The pre-allocation of grant funds mechanism allows the Global Fund to approve a list of expenditures the Principal Recipient (PR) may incur before grant signing. Expenditures agreed to between the Global Fund and the PR during grant negotiations will be reimbursed when the Grant Agreement has been signed and the first disbursement has been released. The PR includes the approved grant making expenditures in the final grant budget.

To utilize the pre-allocation budget, a UNDP initiation plan shall be prepared and approved by the Local Project Appraisal Committee (LPAC), and a project established in Atlas (the same project to be used for grant implementation).
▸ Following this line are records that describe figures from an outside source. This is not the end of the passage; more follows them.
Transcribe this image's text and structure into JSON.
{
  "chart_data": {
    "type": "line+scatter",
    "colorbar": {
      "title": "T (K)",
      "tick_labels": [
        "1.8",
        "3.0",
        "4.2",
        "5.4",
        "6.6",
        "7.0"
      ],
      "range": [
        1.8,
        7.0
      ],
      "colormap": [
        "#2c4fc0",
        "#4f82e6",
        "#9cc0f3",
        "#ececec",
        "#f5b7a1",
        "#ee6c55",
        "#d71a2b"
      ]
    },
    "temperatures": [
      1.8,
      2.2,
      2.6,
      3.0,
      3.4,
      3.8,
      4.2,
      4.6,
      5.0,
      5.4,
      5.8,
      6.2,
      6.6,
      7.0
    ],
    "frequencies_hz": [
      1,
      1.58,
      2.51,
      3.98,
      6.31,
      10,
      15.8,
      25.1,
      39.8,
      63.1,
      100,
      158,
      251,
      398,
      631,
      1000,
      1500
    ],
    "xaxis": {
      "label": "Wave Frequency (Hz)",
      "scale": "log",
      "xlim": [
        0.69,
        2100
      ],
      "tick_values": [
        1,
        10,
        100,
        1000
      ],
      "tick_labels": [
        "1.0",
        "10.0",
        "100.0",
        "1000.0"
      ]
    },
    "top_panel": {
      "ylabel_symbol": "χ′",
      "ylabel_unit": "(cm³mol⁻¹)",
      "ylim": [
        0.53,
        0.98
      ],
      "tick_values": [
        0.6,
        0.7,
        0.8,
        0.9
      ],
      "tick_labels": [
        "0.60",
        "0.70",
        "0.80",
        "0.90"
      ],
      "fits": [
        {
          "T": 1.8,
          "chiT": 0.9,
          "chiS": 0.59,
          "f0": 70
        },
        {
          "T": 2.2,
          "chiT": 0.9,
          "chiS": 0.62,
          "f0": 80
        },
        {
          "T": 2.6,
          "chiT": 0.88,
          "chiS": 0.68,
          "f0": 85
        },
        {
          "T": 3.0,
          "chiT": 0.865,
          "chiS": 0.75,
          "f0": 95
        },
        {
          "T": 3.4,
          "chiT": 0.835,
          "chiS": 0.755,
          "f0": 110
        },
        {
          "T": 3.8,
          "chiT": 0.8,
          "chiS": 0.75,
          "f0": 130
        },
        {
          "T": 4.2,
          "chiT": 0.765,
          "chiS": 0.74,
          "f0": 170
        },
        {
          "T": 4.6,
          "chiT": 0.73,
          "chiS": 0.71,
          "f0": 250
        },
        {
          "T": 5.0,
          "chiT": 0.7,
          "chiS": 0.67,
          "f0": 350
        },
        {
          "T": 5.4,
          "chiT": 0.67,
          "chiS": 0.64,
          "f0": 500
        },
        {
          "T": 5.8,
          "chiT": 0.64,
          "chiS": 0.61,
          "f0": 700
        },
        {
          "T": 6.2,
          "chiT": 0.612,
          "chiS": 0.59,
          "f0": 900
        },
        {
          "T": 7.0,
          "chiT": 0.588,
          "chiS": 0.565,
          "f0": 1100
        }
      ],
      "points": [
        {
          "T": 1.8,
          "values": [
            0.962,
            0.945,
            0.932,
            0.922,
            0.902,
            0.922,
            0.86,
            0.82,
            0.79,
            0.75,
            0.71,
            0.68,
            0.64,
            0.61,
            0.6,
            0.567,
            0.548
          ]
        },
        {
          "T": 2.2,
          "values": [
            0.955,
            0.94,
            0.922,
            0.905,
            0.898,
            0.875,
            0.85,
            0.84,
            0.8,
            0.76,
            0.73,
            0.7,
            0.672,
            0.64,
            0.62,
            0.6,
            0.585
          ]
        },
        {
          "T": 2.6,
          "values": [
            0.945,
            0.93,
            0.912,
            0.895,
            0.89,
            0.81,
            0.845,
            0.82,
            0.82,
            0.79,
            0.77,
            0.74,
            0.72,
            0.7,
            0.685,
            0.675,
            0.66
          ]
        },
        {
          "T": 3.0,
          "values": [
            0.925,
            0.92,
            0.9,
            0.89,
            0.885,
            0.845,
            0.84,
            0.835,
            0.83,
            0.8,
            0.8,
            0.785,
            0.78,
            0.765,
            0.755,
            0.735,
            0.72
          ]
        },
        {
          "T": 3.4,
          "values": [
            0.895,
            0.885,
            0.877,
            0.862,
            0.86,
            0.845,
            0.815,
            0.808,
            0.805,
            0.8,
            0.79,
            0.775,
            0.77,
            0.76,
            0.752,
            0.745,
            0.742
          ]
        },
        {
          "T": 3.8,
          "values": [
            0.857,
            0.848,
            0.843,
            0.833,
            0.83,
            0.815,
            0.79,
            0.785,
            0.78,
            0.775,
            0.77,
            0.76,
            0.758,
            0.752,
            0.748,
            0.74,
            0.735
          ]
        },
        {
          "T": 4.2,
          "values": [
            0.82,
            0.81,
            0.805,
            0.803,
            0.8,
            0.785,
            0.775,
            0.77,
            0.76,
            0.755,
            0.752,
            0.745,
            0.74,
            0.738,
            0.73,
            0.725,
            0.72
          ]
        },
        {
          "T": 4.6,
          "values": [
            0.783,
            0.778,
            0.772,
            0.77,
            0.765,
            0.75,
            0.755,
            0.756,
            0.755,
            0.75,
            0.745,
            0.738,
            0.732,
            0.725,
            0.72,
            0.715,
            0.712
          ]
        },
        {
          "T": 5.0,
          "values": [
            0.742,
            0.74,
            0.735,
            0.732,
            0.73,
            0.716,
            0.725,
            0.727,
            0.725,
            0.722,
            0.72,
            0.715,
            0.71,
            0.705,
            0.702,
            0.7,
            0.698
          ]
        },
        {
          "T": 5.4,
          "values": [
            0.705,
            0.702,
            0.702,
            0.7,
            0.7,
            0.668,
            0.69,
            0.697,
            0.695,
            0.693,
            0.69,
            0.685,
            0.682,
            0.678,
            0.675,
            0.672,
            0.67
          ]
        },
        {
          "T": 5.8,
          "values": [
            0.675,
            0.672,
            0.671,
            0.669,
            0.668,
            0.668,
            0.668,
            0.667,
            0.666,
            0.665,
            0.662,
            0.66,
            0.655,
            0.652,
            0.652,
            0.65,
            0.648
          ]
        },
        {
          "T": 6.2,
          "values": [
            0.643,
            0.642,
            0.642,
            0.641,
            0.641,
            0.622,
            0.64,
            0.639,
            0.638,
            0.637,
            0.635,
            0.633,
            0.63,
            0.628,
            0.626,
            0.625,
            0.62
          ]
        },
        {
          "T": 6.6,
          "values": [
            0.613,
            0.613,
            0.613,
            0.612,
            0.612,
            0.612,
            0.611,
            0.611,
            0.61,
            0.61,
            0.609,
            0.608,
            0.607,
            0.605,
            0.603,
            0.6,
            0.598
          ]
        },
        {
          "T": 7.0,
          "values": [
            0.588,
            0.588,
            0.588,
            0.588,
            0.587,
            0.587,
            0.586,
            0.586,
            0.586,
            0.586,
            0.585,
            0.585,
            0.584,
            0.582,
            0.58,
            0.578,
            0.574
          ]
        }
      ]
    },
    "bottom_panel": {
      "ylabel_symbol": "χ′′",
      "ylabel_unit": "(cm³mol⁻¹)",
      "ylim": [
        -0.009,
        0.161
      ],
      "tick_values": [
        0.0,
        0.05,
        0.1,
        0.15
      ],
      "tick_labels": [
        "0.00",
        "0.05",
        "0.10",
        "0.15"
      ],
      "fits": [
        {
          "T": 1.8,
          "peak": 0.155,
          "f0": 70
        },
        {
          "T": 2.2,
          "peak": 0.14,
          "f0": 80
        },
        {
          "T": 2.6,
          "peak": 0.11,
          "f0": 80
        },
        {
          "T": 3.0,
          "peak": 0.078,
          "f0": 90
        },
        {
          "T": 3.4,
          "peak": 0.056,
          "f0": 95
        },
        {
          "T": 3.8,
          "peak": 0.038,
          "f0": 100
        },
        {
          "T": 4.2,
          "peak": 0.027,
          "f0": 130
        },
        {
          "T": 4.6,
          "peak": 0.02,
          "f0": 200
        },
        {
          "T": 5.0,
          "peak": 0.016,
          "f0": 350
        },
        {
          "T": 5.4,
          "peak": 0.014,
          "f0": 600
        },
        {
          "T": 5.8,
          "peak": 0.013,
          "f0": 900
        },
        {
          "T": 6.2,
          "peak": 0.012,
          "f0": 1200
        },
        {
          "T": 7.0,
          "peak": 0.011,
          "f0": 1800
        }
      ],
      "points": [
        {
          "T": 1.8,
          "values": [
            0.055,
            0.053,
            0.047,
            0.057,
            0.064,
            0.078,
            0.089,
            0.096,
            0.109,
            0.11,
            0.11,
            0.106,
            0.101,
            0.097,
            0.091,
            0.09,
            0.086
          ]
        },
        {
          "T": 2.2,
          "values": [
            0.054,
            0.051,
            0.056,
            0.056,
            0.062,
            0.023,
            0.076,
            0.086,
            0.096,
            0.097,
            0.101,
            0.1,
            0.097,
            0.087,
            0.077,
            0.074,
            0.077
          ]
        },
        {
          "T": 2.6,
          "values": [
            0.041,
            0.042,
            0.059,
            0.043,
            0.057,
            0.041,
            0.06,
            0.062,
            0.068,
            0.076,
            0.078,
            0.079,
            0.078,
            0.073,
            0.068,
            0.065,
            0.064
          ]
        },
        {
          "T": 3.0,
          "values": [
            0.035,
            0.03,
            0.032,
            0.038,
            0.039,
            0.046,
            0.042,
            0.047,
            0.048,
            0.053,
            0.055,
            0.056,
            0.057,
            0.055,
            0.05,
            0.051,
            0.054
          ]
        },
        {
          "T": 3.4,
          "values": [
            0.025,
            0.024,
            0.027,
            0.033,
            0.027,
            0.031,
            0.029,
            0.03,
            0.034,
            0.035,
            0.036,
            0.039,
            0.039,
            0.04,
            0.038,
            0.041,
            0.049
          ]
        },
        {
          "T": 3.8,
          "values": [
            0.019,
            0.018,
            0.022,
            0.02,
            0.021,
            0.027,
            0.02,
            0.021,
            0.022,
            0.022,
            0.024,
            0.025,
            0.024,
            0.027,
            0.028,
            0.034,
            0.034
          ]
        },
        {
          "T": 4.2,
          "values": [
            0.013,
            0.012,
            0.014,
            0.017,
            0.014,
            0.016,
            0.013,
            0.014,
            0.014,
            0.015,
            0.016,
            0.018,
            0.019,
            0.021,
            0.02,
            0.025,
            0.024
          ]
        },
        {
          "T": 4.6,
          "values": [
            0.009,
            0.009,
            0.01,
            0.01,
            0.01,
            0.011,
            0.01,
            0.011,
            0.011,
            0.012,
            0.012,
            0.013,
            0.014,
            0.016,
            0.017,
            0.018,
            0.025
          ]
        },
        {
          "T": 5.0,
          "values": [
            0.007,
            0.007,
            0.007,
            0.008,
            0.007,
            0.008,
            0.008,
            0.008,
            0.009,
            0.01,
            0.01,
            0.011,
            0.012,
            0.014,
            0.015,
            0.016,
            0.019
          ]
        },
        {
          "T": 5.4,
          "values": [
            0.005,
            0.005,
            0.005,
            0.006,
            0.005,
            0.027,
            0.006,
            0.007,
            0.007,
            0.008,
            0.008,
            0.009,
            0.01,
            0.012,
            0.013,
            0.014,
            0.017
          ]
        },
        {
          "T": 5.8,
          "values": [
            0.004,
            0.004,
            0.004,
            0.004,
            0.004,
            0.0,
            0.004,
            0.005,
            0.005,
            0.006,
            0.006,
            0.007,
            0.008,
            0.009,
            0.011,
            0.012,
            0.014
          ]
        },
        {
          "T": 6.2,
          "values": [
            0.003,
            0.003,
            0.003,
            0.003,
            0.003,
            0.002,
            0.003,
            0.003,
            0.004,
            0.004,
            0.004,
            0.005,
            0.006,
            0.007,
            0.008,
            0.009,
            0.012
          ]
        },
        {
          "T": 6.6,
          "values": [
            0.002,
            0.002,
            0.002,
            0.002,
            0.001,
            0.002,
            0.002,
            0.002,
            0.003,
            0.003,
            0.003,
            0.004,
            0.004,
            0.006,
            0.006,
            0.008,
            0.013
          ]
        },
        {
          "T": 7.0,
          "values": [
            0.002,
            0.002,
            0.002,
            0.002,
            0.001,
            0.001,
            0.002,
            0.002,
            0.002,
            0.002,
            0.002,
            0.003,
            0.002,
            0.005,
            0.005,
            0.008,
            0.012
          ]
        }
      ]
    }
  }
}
Refer to section on Principal Recipient startup for detailed guidance on pre-allocation budgets and UNDP initiation plan.

Pre-allocation activities must be funded from a Country Office (CO)’s own resources (i.e. target for resource assignment from the core (TRAC)) until subsequent reimbursement from the Global Fund. The project budget will thus initially include both sources on funding: UNDP fund code and Global Fund fund code. Upon receipt of Global Fund reimbursement, previously incurred expenses will be reversed in Atlas from the originally recorded fund code to the Global Fund fund code by GLJE.

Procedures should be as follows:

  1. If possible, the reversals should be done as per transaction. If, however, too many transactions are involved, the option of a lump sum could be considered, with the detail transactions maintained for reference.
  2. Any outstanding advances issued to Sub-recipients (SRs) should also be reversed using an Accounts Payable Journal Voucher (APJV).
  3. Once the expenditures and outstanding advances have been reversed, the CO/PR should then proceed to reverse/zero out the budget under the UNDP fund code.